Or, in other words, a bio. :shudder:
The only thing I hate worse than a synopsis is when agents ask me to put some info about myself in my query letter. Not that I don't like to talk about myself. I'm great. My life just isn't all that pertinent to my books, and aren't we supposed to be putting only pertinent info in our query letters?
Part of it is that I haven't sold a damn thing yet. (Mostly from lack of trying, I like to think.) I have a half dozen shorts that I think are publishable, but other than a handful of lit journals, they aren't really out there. I have four completed (as in through all the editing levels) novels and one novel I've written all the way to THE END that I haven't finished editing yet (because newer, zippier ideas keep pushing it aside). Of the four finished books, I've only really queried for the first two, and frankly, I didn't know what the hell I was doing at the time. I sent out five queries for the third book, and then stopped because the fourth book was demanding my time and effort. Now I'm beginning the query process for #4. (Hence, the four years, five books and nothing published thing - but let's leave all that for another post, eh?) Can you tell I'd rather write than query?
The point here is: What the hell do I put in a paragraph about myself that will make the agent in question think I'm the bee's knees?
Don't get me wrong. When I first jumped into the fray for Spectacle, I talked about myself. And then as I learned about the business, I learned I was saying all the wrong things. Read the net and you'll find instance after instance where the agent doesn't really care when you say you're committed to the process (everyone says it, and not everyone means it). They aren't really interested in the fact that you've spent your life teaching yourself everything you can about anything that interests you. And any writing you did for any corporation you worked for doesn't really count for selling a novel because that isn't fiction.
From what I understand, you can say you spend x-number of hours writing every day, and studying the industry, and perfecting your craft, but so does everyone else, and we come back to the point that not everyone means it. If you say it, are you going to sound like you're peddling another cartload of buffalo bagels - even when it's the truth?
Of course, it helps if you have a platform. But how many homeschooling, ex-salesmen, former boozehound books are gracing the shelves these days? I don't write about my life. I write about other people's lives, and for the same reason I wouldn't read a book about my life (except for the whole brain-damage memoir thing, which is still floating in the back of my head with a dozen other ideas).
Let's face it, folks. Right now, I live in the middle of nowhere, and my life is rather bland. I like it this way because it minimizes distractions and helps me focus better on my work. But it doesn't help sell my books. On paper, I look like a hermit or a hayseed. Looking at me now, you wouldn't see the high-powered sales meetings held in the suites at the top of the Las Vegas Hilton. (Some day, remind me to tell you the story of the green semi-formal suit and how it got me more attention than any sales executive wants.) Listening to me talk about my life here in BFE couldn't possibly show how I inherited my gift of gab from my father or my ability to blend into any situation from my mother.
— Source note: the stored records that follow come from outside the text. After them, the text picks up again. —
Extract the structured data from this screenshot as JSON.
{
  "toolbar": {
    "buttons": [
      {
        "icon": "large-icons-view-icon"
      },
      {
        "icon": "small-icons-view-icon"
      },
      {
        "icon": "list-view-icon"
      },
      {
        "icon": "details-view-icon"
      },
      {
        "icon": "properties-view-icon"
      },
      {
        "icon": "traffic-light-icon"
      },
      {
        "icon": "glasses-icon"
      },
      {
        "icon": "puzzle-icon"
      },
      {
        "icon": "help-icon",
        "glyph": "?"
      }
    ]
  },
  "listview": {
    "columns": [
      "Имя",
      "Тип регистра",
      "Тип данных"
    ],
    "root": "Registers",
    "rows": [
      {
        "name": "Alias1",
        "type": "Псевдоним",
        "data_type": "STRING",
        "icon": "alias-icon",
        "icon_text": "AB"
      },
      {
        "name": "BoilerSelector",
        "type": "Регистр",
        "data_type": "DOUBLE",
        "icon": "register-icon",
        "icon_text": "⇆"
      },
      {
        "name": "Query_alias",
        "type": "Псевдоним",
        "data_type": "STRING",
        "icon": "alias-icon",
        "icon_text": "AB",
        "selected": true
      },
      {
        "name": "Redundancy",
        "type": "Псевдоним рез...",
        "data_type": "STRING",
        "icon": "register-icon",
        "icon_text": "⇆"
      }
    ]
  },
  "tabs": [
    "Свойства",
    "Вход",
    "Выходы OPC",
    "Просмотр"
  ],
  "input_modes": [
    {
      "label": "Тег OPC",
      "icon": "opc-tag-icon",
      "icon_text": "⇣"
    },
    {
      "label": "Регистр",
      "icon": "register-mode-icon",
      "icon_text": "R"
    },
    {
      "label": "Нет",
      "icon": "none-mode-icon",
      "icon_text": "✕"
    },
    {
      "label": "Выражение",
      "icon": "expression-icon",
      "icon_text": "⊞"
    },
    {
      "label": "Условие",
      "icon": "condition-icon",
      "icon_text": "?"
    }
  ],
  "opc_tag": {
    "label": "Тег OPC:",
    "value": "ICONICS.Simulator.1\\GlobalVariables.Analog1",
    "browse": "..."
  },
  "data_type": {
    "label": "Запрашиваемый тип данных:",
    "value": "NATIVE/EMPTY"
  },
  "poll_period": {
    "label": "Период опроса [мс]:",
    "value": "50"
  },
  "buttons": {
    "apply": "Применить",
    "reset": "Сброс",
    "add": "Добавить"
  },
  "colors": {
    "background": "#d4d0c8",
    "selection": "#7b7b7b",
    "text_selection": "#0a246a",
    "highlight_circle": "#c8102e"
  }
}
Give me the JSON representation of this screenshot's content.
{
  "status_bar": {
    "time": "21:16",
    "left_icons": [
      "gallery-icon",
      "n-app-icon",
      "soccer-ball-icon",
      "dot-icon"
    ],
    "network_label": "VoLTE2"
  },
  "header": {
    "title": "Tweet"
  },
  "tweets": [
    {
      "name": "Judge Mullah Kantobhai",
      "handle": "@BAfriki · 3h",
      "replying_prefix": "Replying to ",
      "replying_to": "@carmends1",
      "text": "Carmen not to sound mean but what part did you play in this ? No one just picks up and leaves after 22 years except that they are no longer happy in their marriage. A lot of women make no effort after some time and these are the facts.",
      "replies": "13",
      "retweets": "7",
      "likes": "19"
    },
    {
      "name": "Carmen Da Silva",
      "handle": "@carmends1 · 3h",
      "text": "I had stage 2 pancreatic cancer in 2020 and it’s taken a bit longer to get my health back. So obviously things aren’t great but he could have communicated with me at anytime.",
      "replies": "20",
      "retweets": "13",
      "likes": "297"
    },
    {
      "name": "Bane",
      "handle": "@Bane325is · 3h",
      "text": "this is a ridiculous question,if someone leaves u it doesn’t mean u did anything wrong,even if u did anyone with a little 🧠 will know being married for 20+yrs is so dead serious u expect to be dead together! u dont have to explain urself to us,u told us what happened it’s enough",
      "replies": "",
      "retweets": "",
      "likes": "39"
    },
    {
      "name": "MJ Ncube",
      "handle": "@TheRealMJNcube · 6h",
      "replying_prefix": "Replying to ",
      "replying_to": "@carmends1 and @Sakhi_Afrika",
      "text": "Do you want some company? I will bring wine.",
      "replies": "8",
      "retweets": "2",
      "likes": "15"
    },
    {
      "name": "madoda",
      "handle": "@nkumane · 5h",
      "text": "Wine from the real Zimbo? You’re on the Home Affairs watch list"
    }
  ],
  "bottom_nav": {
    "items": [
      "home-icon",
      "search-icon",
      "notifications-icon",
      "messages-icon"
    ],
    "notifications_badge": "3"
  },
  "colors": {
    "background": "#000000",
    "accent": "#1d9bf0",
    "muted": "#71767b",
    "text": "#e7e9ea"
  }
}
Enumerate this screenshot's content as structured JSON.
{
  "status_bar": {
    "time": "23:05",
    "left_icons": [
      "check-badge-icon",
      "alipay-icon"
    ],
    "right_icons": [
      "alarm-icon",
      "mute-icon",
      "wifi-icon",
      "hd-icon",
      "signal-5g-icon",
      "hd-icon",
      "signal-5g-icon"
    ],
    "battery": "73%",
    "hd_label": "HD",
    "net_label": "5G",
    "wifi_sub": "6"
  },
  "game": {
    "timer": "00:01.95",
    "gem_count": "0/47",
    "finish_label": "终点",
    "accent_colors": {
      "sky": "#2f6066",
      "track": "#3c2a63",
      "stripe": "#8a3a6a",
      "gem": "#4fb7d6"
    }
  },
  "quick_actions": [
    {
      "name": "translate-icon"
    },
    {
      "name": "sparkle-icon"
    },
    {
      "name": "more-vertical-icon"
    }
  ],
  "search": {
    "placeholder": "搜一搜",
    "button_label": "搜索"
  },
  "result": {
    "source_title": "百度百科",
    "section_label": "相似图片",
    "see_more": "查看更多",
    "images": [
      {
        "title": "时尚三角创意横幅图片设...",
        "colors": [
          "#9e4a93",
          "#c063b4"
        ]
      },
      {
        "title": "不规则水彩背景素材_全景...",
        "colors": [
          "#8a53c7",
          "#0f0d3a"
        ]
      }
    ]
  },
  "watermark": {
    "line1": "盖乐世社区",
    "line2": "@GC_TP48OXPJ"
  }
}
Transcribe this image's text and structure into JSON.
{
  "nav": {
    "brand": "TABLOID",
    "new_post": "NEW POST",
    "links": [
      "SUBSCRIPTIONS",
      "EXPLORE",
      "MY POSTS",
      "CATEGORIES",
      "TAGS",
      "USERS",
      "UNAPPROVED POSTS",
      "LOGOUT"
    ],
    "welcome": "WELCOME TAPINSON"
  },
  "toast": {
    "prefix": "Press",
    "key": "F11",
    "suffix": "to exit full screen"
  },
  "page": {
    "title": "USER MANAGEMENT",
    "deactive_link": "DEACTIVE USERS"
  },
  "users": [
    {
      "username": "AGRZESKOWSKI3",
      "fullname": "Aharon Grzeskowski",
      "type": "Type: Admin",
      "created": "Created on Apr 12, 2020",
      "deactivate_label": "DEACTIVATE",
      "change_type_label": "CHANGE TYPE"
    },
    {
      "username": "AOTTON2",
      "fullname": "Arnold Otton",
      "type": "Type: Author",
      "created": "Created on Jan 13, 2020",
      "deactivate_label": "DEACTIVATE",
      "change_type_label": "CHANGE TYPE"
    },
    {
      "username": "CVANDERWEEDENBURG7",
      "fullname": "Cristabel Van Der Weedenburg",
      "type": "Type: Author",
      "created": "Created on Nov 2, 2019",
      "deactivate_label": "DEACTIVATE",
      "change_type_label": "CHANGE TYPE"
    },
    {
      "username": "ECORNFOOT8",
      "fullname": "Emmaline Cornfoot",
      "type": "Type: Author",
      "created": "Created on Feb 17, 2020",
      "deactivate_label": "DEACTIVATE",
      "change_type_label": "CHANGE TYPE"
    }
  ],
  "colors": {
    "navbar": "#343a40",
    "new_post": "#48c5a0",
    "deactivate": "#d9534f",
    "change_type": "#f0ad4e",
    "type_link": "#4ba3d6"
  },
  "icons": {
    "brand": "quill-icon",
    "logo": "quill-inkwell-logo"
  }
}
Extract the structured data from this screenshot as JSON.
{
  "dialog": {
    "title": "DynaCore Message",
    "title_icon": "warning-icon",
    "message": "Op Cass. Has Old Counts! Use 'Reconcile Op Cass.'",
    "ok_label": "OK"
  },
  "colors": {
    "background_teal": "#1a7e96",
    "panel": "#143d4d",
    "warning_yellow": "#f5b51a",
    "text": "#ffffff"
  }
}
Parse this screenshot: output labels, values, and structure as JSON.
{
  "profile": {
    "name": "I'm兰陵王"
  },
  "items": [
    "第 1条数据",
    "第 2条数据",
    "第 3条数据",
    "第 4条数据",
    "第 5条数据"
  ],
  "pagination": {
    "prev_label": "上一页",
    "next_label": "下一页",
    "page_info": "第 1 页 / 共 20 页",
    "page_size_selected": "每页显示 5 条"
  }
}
Nothing I could tell in a query letter would show you who I am, and what having me in your stable of talent would do for your agency.
Put me in a book signing, and I'll show you who I am. Get me a gig on CSPAN's BookTV, and you'll see what I can do. (Which reminds me, I've also been on TV before, so it's no biggie. True, it was public television, and I was 17, so if the cameras didn't freak me out then, they won't freak me out now.)
But please don't ask me for a paragraph about myself in a query letter. I'll come off flat, and you'll walk away bored - and then we'll both miss out on a wonderful opportunity. For now, let's forget about the chick behind the writing and concentrate on the writing itself. Trust me, if you like the manuscript, you'll love her.
So the question today is: If you don't have publishing credits or an MFA or a platform, just what do you put in your 'some info' paragraph?
(And before anyone says it, I've thought about using the whole 'brain damaged author' thing, and dismissed it. I'd rather not be defined by what I've overcome, and it's not pertinent to anything but the memoirs I may or may not ever write.)